The key points of the New Guidelines are summarised below:
(a) Paragraph 43(e) of the Guidelines is replaced with the New Guidelines to reflect that any UCITS may be fully collateralised in government bonds of one issuer. Previously there was a possibility that ESMA would only permit this for UCITS money market funds.
(b) UCITS availing of this facility will be required to diversify government bonds across at least six different issues and a maximum of 30 per cent in any one issue.
(c) UCITS availing of this facility will be required to:
(i) make a prospectus disclosure on this facility to be fully collateralised in the government bonds of one issuer and list the government issuers to which they may be exposed above the standard 20 per cent limit; and
(ii) make a corresponding disclosure in the UCITS' annual report.
The New Guidelines will apply two months after the publication of its translation into the official EU languages on the ESMA website. During the two-month period national competent authorities, such as the Central Bank of Ireland, must notify ESMA whether they comply or intend to comply with the guidelines.
GLP Partners has launched an alternative emerging market fund whilst simultaneously closing another alternative EM fund reported Citywire Global this week. The Dublin-domiciled GLG Global Emerging Market Macro Fund officially launched 13th March and is to be run by GLG’s Macro and Relative Value (‘MARV’) team. A spokesperson was quoted as saying: “The fund has been specifically designed to reflect the investment style of the portfolio management team going forward, and differs from the existing GLG Alternative EM funds by having a broader remit, permitting the fund to allocate to a wider range of assets both from a geographical and asset class point of view.” The fund being shut down is the GLG EM Diversified Alternative fund.
Bank of America Merrill Lynch (BofAML) and Sandell Investment Services L.L.C. (Sandell) this week announced the launch of the Merrill Lynch Investment Solutions – Castlerigg Equity Event and Arbitrage UCITS Fund.
The sub-fund, which merges Sandell’s successful Castlerigg Merger Arbitrage UCITS fund onto the Merrill Lynch Investment Solutions (MLIS) alternative UCITS platform, provides institutional investors access to a variety of announced equity event-driven and arbitrage opportunities in developed markets. The portfolio’s overall objective is to generate consistent net returns that are less dependent on systematic influences than traditional investments.
The Sandell fund was launched in October 2010 and joins the MLIS platform with approximately USD200mn in assets under management.

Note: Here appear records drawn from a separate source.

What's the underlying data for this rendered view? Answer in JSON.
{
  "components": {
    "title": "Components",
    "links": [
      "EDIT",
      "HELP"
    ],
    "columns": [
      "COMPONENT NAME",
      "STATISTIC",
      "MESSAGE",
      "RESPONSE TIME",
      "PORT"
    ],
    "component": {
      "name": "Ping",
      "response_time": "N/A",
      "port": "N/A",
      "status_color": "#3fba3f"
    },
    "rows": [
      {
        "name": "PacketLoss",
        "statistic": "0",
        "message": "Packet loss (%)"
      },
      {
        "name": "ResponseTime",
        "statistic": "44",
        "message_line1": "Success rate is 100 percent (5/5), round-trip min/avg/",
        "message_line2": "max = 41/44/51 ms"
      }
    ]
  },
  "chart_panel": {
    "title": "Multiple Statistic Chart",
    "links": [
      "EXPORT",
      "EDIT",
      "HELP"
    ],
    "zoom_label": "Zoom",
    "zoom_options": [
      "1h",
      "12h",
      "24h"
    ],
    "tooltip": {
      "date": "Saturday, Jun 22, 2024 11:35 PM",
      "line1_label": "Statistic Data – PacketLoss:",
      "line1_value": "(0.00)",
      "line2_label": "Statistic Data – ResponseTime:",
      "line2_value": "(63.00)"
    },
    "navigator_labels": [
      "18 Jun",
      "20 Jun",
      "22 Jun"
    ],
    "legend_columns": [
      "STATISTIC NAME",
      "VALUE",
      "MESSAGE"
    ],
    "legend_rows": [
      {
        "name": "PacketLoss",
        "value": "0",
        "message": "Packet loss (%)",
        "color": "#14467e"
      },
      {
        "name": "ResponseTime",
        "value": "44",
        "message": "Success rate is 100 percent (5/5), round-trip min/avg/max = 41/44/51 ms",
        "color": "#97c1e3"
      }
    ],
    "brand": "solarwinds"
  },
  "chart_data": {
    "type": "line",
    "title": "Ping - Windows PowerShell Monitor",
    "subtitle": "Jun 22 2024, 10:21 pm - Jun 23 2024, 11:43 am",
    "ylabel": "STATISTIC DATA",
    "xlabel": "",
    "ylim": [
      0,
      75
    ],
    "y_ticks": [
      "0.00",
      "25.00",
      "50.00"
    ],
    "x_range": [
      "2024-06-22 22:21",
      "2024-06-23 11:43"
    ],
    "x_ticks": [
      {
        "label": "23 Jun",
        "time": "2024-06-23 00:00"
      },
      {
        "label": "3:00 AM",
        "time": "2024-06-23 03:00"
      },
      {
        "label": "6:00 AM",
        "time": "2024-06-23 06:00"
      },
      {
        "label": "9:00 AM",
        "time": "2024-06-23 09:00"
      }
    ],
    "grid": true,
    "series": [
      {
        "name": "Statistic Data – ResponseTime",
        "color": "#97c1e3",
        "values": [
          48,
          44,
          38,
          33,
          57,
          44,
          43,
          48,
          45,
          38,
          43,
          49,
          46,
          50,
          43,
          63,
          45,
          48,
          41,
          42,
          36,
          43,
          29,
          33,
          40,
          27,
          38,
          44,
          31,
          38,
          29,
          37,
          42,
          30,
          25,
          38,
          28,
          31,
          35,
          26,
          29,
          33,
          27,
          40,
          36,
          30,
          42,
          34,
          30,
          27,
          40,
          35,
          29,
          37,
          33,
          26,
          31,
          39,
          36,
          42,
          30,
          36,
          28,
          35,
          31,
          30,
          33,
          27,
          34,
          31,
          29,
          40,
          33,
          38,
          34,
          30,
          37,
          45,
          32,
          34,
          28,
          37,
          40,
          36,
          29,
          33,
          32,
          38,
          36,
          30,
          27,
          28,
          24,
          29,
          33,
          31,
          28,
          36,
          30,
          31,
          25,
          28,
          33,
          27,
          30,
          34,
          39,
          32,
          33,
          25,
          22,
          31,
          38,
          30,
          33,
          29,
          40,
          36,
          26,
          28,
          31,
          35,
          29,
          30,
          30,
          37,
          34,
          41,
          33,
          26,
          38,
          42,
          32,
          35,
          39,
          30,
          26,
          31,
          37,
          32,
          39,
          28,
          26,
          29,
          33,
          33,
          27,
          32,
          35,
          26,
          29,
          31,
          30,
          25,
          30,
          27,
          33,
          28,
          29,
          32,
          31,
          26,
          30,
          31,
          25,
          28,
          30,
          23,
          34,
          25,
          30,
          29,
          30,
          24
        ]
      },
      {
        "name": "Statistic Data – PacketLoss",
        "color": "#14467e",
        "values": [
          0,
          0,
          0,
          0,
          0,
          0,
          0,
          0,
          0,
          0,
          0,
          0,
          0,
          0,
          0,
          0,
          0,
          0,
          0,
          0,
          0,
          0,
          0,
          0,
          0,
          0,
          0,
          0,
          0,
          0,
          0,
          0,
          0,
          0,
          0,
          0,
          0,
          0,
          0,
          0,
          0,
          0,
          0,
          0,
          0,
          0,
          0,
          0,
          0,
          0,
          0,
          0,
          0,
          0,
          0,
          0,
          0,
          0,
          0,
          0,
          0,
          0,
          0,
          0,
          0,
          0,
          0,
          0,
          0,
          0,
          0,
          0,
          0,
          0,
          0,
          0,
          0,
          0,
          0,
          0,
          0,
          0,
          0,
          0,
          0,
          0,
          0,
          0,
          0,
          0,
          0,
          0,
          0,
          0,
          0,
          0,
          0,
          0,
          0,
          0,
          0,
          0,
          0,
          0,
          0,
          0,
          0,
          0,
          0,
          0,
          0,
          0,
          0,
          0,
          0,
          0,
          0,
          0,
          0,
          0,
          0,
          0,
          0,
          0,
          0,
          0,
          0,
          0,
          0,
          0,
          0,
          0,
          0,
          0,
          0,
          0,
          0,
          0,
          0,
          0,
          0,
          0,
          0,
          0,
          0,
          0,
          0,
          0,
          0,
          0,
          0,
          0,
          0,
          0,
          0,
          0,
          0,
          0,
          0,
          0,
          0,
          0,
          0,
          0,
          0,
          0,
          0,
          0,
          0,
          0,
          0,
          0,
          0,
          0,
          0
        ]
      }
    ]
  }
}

Sandell will retain its role as investment manager of the sub-fund, offering access to its equity event and merger arbitrage strategies.
Sandell has a 16-year track record of managing event-driven strategies across equity special situations and credit opportunities. It combines a bottom-up approach with top-down analysis to create a portfolio with low downside volatility.
Philippe Lopategui, head of the Alternative Funds Platform and Global Financing Solutions at Bank of America Merrill Lynch, commented: “Tom Sandell has managed event driven situations across the world since the late 1980’s. We look forward to working in partnership with him and his team to provide investors access to a strategy that aims to generate consistent returns which are largely independent of market movements. This latest addition to our award-winning MLIS alternative UCITS platform provides a comprehensive investment solution with a singular focus on global, hard catalyst corporate events,” said
Tom Sandell, chief executive officer and portfolio manager at Sandell Asset Management, said: “We are thrilled to complete the merger of our Castlerigg Merger Arbitrage UCITS fund with the MLIS alternative UCITS platform. Philippe and his team have impressed us from the very beginning by pioneering their institutional quality infrastructure back in 2007 while emphasizing state-of-the-art technology and risk management at an extremely competitive cost structure. Our outlook for hard catalyst corporate events across the developed markets universe is robust, and we believe there is an abundant set of opportunities to choose from to meet our targeted return objectives.”
The sub-fund is a regulated, Luxembourg onshore vehicle, available for sale in Austria, Belgium, Denmark, Finland, France, Germany, Ireland, Italy, Luxembourg, Norway, Portugal, Netherlands, Spain, Sweden and the United Kingdom.